Teams of volunteers used dogs and high-tech ground radar to scour the area, reports CBS News Correspondent Kelly Cobiella on The Early Show.
Among the places gone over: a septic tank next to the home of Joran van der Sloot, the main suspect and only one still being held in Holloway's disappearance.
But Joe Houston, of the Texas firm EquuSearch, says they found "nothing of interest, so basically (we) eliminated another area."
A drained pond's been crossed off the list, too. Investigators were hoping to find some hint of Holloway there.
Those, notes Cobiella, are the best leads they have.
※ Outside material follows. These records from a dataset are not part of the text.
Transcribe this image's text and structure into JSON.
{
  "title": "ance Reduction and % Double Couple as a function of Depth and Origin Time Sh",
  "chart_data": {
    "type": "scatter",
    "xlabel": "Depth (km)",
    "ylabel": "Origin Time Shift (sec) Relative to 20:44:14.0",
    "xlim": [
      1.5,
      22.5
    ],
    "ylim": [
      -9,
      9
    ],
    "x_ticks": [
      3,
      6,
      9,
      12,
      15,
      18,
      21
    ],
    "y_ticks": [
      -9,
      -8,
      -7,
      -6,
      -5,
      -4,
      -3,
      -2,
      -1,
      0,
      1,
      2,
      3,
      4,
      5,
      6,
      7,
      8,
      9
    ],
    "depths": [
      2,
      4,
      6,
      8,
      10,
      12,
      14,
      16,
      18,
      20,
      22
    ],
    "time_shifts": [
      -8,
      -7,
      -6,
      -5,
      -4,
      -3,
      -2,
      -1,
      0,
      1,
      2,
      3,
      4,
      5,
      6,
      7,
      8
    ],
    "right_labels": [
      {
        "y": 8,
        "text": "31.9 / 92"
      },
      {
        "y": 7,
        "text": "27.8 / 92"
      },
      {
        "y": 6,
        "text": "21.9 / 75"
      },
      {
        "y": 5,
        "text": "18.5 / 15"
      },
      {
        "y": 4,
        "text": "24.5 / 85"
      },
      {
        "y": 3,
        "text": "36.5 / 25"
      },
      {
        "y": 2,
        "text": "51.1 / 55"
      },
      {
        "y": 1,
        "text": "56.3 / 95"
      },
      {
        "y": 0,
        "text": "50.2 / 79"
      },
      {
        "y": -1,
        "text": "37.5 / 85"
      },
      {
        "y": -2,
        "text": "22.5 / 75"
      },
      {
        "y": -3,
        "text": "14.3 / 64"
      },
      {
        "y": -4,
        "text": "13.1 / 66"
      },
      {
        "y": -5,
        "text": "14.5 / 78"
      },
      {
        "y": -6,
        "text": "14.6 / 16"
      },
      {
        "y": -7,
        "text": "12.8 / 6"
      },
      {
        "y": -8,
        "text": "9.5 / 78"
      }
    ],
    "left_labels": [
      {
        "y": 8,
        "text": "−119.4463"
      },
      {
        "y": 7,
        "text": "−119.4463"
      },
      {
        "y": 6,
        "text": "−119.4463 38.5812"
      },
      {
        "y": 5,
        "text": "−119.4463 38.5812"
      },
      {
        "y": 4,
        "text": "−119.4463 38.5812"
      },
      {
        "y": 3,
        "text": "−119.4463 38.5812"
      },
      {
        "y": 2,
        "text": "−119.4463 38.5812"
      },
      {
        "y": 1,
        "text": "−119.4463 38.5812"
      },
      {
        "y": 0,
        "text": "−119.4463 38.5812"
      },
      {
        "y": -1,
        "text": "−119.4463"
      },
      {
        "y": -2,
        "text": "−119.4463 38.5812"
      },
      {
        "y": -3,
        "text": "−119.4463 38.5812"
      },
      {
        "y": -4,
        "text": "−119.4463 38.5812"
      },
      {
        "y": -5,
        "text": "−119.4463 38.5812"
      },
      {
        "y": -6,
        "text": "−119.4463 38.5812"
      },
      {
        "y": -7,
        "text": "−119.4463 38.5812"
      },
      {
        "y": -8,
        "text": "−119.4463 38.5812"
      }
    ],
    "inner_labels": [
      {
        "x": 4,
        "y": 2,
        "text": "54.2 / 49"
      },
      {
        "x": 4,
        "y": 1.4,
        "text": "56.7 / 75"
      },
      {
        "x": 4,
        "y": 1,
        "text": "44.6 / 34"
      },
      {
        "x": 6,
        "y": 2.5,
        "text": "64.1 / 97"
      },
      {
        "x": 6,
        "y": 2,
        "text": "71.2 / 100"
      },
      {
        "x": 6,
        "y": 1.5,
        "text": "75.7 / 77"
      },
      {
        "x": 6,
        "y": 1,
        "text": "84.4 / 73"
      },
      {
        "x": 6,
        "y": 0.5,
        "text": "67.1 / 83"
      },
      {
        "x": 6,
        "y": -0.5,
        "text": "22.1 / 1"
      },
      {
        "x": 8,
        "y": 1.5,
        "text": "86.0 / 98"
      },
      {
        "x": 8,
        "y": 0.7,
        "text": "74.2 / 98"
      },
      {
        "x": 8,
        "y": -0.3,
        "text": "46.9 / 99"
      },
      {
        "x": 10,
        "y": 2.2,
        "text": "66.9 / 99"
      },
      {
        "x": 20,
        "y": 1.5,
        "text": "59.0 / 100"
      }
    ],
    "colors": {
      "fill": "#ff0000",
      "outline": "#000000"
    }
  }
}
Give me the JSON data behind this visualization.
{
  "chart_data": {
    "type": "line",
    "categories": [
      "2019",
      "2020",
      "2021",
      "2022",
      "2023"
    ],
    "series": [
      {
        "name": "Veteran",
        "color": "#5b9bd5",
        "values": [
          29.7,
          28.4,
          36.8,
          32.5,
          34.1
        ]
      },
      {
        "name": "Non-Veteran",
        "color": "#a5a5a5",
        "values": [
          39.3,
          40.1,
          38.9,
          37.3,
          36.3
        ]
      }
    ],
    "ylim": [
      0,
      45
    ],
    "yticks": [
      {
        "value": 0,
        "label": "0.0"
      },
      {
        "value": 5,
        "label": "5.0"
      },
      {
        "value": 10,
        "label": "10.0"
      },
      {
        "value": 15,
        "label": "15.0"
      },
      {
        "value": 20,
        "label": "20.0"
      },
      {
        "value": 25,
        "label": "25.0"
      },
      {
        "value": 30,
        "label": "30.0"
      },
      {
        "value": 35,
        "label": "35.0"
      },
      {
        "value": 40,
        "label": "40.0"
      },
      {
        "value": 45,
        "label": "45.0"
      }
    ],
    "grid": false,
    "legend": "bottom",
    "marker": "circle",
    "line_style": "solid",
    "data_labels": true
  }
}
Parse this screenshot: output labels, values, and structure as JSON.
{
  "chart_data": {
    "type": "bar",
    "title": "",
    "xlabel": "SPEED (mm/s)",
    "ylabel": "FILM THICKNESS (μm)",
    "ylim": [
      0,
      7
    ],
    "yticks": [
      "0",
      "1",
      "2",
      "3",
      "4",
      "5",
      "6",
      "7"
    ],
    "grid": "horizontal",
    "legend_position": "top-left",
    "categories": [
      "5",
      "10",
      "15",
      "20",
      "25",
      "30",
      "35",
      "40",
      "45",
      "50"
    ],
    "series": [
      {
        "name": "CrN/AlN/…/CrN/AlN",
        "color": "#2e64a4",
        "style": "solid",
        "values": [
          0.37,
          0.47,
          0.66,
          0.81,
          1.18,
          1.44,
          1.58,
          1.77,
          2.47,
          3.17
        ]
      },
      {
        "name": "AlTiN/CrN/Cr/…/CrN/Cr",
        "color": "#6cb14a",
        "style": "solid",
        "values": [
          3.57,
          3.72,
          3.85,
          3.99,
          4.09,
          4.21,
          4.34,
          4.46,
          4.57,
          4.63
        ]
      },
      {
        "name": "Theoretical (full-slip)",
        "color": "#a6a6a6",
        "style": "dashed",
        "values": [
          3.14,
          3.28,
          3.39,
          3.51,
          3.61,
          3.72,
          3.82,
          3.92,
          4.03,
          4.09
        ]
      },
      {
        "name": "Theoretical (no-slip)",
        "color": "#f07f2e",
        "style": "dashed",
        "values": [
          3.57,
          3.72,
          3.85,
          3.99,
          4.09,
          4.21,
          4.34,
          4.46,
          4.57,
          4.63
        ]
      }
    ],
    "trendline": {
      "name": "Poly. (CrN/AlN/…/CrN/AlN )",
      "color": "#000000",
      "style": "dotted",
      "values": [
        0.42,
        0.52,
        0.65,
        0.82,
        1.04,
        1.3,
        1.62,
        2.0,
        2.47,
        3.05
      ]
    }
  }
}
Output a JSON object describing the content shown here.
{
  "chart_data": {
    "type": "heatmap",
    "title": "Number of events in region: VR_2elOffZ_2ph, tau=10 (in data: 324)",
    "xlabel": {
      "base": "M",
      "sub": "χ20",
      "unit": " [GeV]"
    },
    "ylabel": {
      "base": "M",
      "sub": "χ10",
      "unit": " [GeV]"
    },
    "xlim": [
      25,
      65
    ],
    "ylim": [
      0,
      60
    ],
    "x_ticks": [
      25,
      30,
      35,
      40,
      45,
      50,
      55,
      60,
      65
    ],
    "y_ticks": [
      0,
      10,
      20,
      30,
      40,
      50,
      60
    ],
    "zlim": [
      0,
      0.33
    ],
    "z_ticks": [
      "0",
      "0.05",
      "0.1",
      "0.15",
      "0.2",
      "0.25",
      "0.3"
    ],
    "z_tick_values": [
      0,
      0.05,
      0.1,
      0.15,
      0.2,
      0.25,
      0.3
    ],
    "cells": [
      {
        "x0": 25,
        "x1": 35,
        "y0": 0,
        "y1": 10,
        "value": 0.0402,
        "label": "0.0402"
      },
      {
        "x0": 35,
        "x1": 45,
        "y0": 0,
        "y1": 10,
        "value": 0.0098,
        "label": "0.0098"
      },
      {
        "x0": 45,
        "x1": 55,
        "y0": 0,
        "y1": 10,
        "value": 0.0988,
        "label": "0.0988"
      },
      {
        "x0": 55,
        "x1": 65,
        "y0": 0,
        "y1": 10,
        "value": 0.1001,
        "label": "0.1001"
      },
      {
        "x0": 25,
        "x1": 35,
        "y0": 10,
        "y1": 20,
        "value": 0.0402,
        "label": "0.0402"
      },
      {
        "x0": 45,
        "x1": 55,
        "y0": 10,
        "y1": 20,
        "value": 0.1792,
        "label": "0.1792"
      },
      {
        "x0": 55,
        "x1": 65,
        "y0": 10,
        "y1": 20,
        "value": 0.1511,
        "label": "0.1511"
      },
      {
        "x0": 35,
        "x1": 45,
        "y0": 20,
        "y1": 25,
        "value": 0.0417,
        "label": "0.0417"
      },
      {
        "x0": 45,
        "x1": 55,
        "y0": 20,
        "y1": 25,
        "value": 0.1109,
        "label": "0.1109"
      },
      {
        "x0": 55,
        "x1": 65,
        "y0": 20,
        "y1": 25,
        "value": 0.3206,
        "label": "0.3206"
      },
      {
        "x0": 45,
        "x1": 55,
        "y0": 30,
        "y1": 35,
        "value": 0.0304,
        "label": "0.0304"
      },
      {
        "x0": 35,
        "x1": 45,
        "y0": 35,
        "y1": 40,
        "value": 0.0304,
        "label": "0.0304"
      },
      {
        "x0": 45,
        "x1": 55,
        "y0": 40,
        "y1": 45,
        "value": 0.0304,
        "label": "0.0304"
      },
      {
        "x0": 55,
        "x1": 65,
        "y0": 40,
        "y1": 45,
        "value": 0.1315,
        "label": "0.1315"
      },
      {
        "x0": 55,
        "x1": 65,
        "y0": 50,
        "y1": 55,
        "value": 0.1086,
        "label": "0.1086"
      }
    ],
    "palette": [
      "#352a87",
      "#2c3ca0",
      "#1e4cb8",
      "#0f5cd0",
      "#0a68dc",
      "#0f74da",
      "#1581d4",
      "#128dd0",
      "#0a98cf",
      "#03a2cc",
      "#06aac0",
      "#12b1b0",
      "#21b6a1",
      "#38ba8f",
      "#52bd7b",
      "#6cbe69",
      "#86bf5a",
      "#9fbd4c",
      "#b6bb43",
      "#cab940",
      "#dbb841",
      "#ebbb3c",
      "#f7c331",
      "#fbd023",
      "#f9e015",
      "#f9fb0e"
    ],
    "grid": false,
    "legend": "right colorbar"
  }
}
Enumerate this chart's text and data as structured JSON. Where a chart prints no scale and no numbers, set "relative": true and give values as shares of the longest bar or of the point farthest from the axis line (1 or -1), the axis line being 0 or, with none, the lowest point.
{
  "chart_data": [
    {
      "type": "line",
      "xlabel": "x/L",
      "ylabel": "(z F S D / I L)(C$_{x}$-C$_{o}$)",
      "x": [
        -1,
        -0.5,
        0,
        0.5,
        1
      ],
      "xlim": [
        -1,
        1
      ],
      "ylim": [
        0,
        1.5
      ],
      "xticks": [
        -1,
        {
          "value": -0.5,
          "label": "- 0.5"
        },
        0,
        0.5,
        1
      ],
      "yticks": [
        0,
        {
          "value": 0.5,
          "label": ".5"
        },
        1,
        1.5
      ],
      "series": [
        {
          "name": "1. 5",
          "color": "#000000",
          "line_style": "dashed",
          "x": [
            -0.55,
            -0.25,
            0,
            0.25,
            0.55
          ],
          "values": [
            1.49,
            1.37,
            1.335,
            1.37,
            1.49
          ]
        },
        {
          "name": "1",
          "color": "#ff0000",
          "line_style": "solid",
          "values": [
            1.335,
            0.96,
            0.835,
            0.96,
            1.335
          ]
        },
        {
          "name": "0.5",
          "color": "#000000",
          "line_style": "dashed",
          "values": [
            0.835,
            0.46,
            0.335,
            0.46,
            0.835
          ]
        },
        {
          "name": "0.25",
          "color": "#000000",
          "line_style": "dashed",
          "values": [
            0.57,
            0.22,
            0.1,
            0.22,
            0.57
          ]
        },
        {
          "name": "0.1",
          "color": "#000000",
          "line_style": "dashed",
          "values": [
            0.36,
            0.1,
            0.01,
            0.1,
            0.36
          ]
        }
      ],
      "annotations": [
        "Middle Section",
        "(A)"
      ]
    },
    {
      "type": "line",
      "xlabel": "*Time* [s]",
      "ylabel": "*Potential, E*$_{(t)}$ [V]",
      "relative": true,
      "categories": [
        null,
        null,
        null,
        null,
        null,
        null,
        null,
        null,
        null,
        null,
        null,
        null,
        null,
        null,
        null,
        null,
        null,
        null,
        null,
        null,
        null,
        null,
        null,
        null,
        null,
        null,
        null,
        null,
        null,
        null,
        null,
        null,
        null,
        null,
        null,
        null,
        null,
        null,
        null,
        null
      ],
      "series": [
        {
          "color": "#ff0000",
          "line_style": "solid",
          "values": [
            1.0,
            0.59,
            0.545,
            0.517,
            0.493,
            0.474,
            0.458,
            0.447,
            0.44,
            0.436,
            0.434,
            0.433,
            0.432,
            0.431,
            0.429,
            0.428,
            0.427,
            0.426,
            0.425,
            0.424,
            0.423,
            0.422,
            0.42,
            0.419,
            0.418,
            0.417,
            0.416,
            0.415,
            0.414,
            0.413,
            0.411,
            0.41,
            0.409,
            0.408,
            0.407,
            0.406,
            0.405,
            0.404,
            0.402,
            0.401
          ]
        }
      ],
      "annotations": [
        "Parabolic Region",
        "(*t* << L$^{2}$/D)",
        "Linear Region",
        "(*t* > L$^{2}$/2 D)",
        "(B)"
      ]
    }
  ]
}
Hundreds of searches, by local police, Dutch marines, the FBI and, at one point, the entire island, and even Holloway's mother's heart-wrenching pleas, have yielded nothing.
All anyone knows for sure, Cobiella observes, is that Holloway left a bar with three young men the night of May 30th and, if you believe van der Sloot's story, even he's in the dark.
Says Anita van der Sloot, Joran's mother, "He says, 'Mom, I dropped the girl at the beach. I walked with her on the beach. I left her because she wanted to stay there. I left and I don't know what happened … but the truth will come out.' "
It hasn't yet, remarks Cobiella, and after 63 days, many on the island are starting to wonder if it ever will.